Kulturhauptstadt in KuratorInnenhand: Kopenhagen feiert „NowHere“ im Louisiana Museum, Humblebaek  ■ Von Harald Fricke

Knud W. Jensen ist ein nonchalanter Mensch. In seinem beigen Anzug, mit grauem Schlips und sandfarbenen Schuhen sieht er wie Jack Lemmon in der Rolle eines gealterten Gatsby aus. Begeistert schwirrt der wohl 70jährige Däne zur Eröffnung von „NowHere“ durch den Garten des von ihm 1958 gegründeten Louisiana- Museums, grüßt hier und dort junge KunststudentInnen und umarmt schließlich Lars Nittve, den derzeitigen Direktor des Hauses, innig wie einen treuen Kameraden. Zwar ist Kopenhagen mit Klassik, Tanztheater und abendlichem Tivoli-Feuerwerk dieses Jahr Kulturhauptstadt, die moderne Kunst aber feiert auf seinem Grundstück an der Küste, vierzig Kilometer außerhalb.

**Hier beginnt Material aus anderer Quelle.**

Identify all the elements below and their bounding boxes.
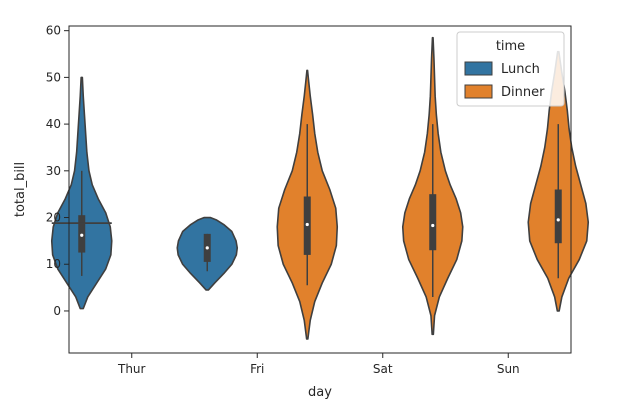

Das Louisiana ist ein Familienmuseum und deshalb populär. 600.000 Menschen kommen jährlich heraus auf Jensens Anwesen, flanieren durch den Park, sonnen sich auf drei Terrassen und schauen sich nebenher seine über 10.000 Quadratmeter verteilte Kunstsammlung an: Francis Bacon, Calder, Kiefer, Picasso, Rauschenberg, Warhol. Dubuffet mit Blick aufs Meer. Für Kinder hat er eine extra Besucherschule mit Malcomputern, Tafellandschaften und Spielwiesen einrichten lassen. Auch sonst sollen sich die Ausflugsgäste nicht vor der Kunst fürchten: Die Außenskulpturen von Max Ernst oder Henry Moore stehen ohne Sockel zu ebener Erde, damit man sie besser anfassen kann. Kein Zweifel, hier in dieser seltsam dänischen Versöhnungsutopie finden selbst Disneyland und Rudolf Steiner am Ende noch glücklich zueinander – eine Idylle, mit der „NowHere“ schwer zu kämpfen hat.

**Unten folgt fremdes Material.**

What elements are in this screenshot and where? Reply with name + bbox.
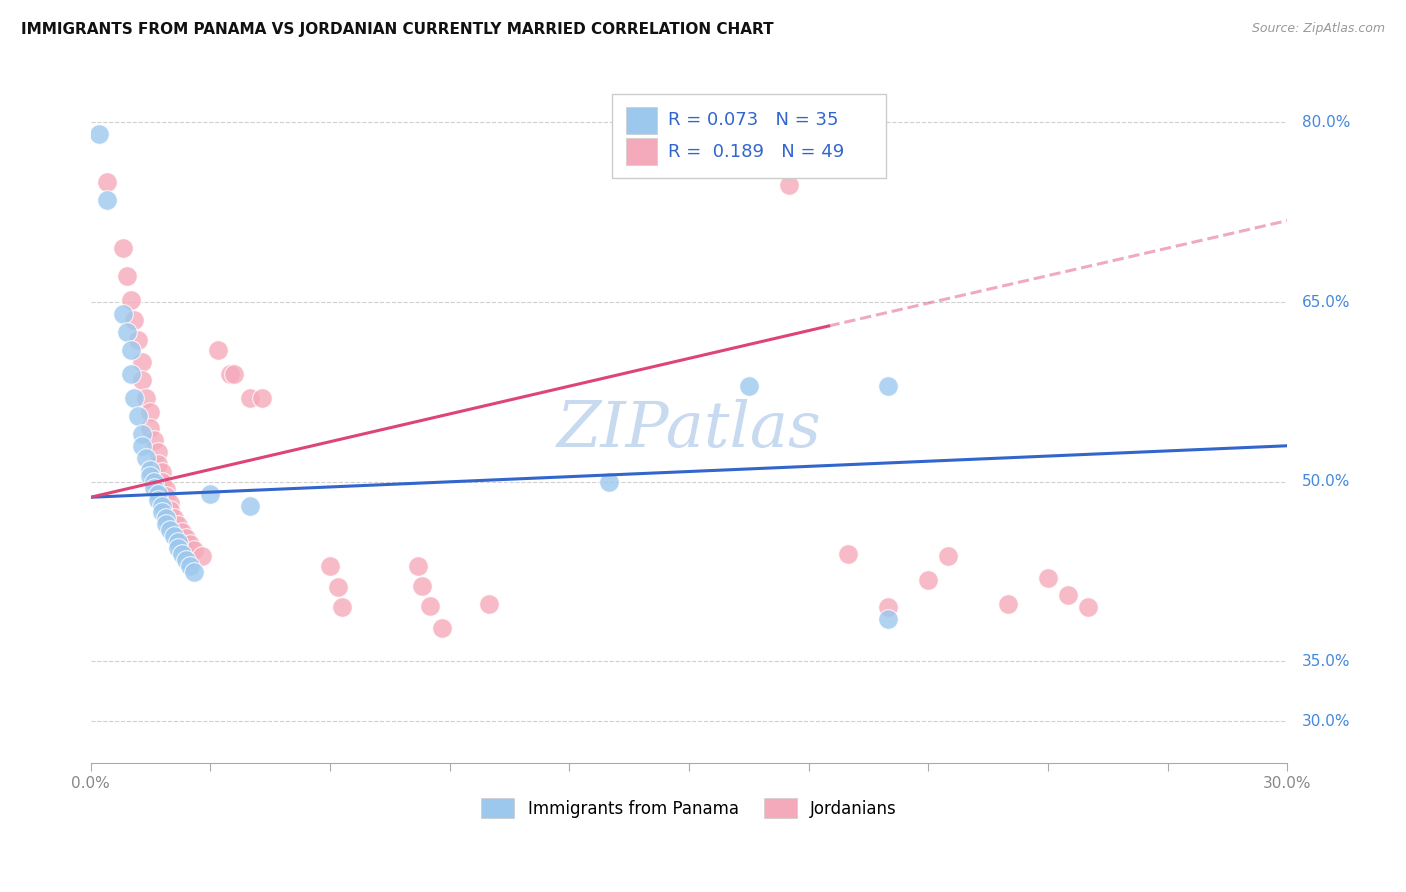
Text: Source: ZipAtlas.com: Source: ZipAtlas.com [1251,22,1385,36]
Point [167,534,190,549]
Point [163,528,186,542]
Point [738,379,761,393]
Point [191,549,214,563]
Point [1057,589,1080,603]
Point [167,541,190,555]
Point [159,496,181,510]
Point [120,343,142,357]
Point [319,558,342,573]
Point [239,499,262,513]
Point [155,482,177,496]
Point [143,481,166,495]
Point [430,621,453,635]
Point [598,475,620,489]
Point [326,580,349,594]
Text: IMMIGRANTS FROM PANAMA VS JORDANIAN CURRENTLY MARRIED CORRELATION CHART: IMMIGRANTS FROM PANAMA VS JORDANIAN CURR… [21,22,773,37]
Point [219,367,242,381]
Legend: Immigrants from Panama, Jordanians: Immigrants from Panama, Jordanians [474,792,904,824]
Point [163,510,186,524]
Point [159,523,181,537]
Point [115,325,138,339]
Point [155,516,177,531]
Point [152,465,174,479]
Point [997,597,1019,611]
Point [139,405,162,419]
Point [131,355,153,369]
Point [419,599,441,614]
Point [152,505,174,519]
Point [478,597,501,611]
Point [139,421,162,435]
Point [148,492,170,507]
Point [406,558,429,573]
Point [172,524,194,539]
Point [148,444,170,458]
Point [120,293,142,307]
Point [124,313,146,327]
Point [877,379,900,393]
Point [250,391,273,405]
Point [183,543,205,558]
Point [1036,570,1059,584]
Point [115,268,138,283]
Text: 65.0%: 65.0% [1302,294,1350,310]
Point [155,489,177,503]
Point [877,600,900,615]
Text: ZIPatlas: ZIPatlas [557,399,821,460]
Point [155,510,177,524]
Text: 30.0%: 30.0% [1302,714,1350,729]
Point [179,537,201,551]
Point [120,367,142,381]
Point [172,547,194,561]
Point [135,391,157,405]
Point [837,547,859,561]
Text: R =  0.189   N = 49: R = 0.189 N = 49 [668,143,844,161]
Point [152,475,174,489]
Point [239,391,262,405]
Point [96,194,118,208]
Point [139,463,162,477]
Point [936,549,959,563]
Point [778,178,800,192]
Point [411,579,433,593]
Point [96,175,118,189]
Point [330,600,353,615]
Point [877,612,900,626]
Text: 80.0%: 80.0% [1302,115,1350,130]
Point [917,573,939,587]
Point [152,499,174,513]
Point [179,558,201,573]
Text: 35.0%: 35.0% [1302,654,1350,669]
Point [148,486,170,500]
Point [159,503,181,517]
Point [87,128,110,142]
Point [167,517,190,532]
Text: R = 0.073   N = 35: R = 0.073 N = 35 [668,112,838,129]
Point [176,552,198,566]
Point [131,426,153,441]
Point [124,391,146,405]
Point [131,373,153,387]
Point [127,409,149,423]
Point [131,439,153,453]
Point [143,475,166,489]
Point [183,565,205,579]
Text: 50.0%: 50.0% [1302,475,1350,489]
Point [135,450,157,465]
Point [224,367,246,381]
Point [148,457,170,471]
Point [127,334,149,348]
Point [143,433,166,447]
Point [200,486,222,500]
Point [111,307,134,321]
Point [139,468,162,483]
Point [1077,600,1099,615]
Point [207,343,229,357]
Point [111,241,134,255]
Point [176,531,198,545]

Fünf internationale KuratorInnen hat Nittve eingeladen, um das Haus nach „Art einer Mini-documenta“ mit zeitgenössischen Arbeiten zu gestalten. Dafür wurde das gesamte Museum leergeräumt, die kostbare Sammlung ins Depot verfrachtet. Eigentlich ideale Umstände, doch der Kunst der neunziger Jahre sind solche Situationen äußerst befremdlich. An Race- Class-Gender-Konflikten, Kontext, Diskurs und Institutionskritik geschult, birgt gerade der weiße Raum Probleme: Denn die gesellschaftlichen Verhältnisse, sie sind nicht so. Statt sich interesselos der angenehmen Atmosphäre des Louisiana hinzugeben, wurde umgebaut, hinterfragt, aufgedeckt.

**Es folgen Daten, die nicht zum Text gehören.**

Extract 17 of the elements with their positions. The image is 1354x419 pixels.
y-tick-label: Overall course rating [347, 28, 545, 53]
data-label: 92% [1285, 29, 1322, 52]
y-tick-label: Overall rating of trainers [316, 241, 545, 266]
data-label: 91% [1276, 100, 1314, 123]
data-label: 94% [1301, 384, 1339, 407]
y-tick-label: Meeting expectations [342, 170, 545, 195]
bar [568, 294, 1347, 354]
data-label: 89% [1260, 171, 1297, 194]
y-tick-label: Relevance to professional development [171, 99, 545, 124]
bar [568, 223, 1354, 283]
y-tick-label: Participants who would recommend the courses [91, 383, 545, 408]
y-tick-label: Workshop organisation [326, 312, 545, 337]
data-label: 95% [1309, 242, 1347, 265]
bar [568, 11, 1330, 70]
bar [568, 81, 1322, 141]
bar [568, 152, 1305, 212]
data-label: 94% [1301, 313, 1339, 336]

Laura Cottingham etwa hat mit der Auswahl ihrer Sektion „Incandescant“ ein Zeichen setzen wollen gegen die Benachteiligung von Frauen im Kunstbetrieb. Die Folge: viel Geschlechtertheorie, ein Filmprogramm und 28 Objekte, die eher lustlos als Beleg ihrer These vom Ausschluß über vier Räume verteilt wurden. Ein Video der Amerikanerin Howardena Pindell über die Diskriminierung afroamerikanischer Lesben plappert zwischen Cosima von Bonins großformatigen Patchwork- Lappen und einem Porträtfoto, mit dem Deborah Kass ein Selbstbildnis Andy Warhols als Drag Queen parodiert. Der schwule Popstar wird gegen den Strich gebürstet, die KollegInnenschelte aber wirkt ebenso zickig, eitel und auf Eigennutz ausgerichtet.

Auch die in Paris lebende Sturtevant will sich mit ihrer „Installation For Powerful Reversals“ (1995) an Robert Gobers Präferenz für Schwänze abarbeiten und vertauscht doch nur grimmig dessen gelbbehaarte Männerbeine mit einem blühendweißen Brautkleid. Nach einiger Zeit verebbt die Wut, die sich in allerlei Gewaltphantasien entlädt, und allein die Geste bleibt übrig. Sue Williams wünscht sich Männer zur Operation auf den Gynäkologenstuhl und malt dabei ebenso surrealistisch assoziierte Collagen wie Dali, den sie auf einem anderen Bild als Chauvi an den Pranger stellt. Überhaupt dominiert bei Cottinghams Modell weiblicher Selbstbehauptung das Prinzip der Vergeltung. Dadurch ist sie von dem gesteckten Ziel, daß „Kunstwerke der ganzen Gemeinschaft dienen sollten, und nicht bloß denen, die bereits informiert sind“ (Jill Johnston im Katalog) sehr weit entfernt.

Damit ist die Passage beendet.